Physical effort is another, as absurd as it sounds. Clicking on an article online, and then the back button if it doesn't match with the reader's hopes, takes only a flick of a finger. The act of holding a newspaper and turning the page demands a small but important physical investment in the act of reading. Studies have suggested that readers require less effort to read physical media and remember more of it afterwards.
I would argue that a lot of this is down to the perceived value of physical information and the investment in acquiring it. It is easier to concentrate and process information with value than when reading information without. When reading online, it's easy to become distracted or have one's attention caught by something else: thus, reading an article all the way through at once requires a more concerted effort. With physical media, the existing investment - financial and physical - gives a greater sense of importance to what one is reading - not to mention how physical reading engages the sense of touch, giving the act of reading a tangible realness - making it easier to concentrate.
This is a long-winded way of reaching the ultimate point of this article, which is that in making the act of reading a linear path where every word has an investment value, readers are more likely to spend time assimilating knowledge they had not anticipated and might otherwise not be exposed to. Although my faux-academic jargon of 'assimilating knowledge' and 'acquiring information' gives the impression that this is simply a matter of mechanical calculation (more information = improved function), the meaningful benefits are spiritual.

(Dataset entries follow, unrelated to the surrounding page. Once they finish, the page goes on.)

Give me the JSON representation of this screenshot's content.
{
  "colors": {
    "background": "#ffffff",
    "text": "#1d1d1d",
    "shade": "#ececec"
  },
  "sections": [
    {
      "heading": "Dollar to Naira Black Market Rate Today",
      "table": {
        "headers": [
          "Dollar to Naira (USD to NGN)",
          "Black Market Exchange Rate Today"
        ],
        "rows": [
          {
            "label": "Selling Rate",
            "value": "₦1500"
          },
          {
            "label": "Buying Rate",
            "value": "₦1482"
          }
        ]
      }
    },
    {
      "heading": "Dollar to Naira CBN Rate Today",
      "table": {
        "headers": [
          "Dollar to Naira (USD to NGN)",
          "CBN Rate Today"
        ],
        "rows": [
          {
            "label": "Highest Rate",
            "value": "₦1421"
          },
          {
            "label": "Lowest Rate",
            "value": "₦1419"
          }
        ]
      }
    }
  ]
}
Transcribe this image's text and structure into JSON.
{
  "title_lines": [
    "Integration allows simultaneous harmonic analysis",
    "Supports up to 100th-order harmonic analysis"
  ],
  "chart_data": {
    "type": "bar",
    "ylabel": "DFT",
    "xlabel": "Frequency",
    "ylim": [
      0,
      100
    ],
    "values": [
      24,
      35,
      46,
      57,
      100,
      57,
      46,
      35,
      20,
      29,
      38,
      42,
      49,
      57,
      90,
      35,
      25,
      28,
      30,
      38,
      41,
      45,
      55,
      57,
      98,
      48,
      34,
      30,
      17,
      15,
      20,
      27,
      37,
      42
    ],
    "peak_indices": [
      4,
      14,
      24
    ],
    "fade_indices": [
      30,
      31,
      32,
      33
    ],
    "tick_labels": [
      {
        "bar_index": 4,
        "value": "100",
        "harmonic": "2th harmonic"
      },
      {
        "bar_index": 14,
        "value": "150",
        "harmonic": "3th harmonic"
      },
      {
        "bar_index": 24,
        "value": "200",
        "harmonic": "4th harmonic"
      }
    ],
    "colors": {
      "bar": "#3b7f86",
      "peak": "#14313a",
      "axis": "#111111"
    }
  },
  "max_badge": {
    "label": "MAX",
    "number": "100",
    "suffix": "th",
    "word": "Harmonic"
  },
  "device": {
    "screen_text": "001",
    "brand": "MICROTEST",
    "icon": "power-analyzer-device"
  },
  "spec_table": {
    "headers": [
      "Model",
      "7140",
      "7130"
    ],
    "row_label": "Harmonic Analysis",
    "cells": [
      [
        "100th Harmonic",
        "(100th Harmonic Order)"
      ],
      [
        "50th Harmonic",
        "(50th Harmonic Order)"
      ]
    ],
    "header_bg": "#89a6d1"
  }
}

Being manipulated into strong emotional reactions has become so commonplace that it can be easy to forget how small and mundane everyday life is in the real world. By encouraging readers to engage with articles that might not grip the senses in the same way as the latest political travesty, physical media gives a broader, more balanced perspective on the world. Reading pieces which might not be especially shocking, funny or big in scope grounds the act of learning in a more authentic, thoughtful form. It acts as a refresher on our consciousness, providing a break from non-stop provocation to take the time to learn out of curiosity rather than urgency. For all its failings, that's why the collapse of physical media should be mourned: not for the news, but for the unexpected lines in-between.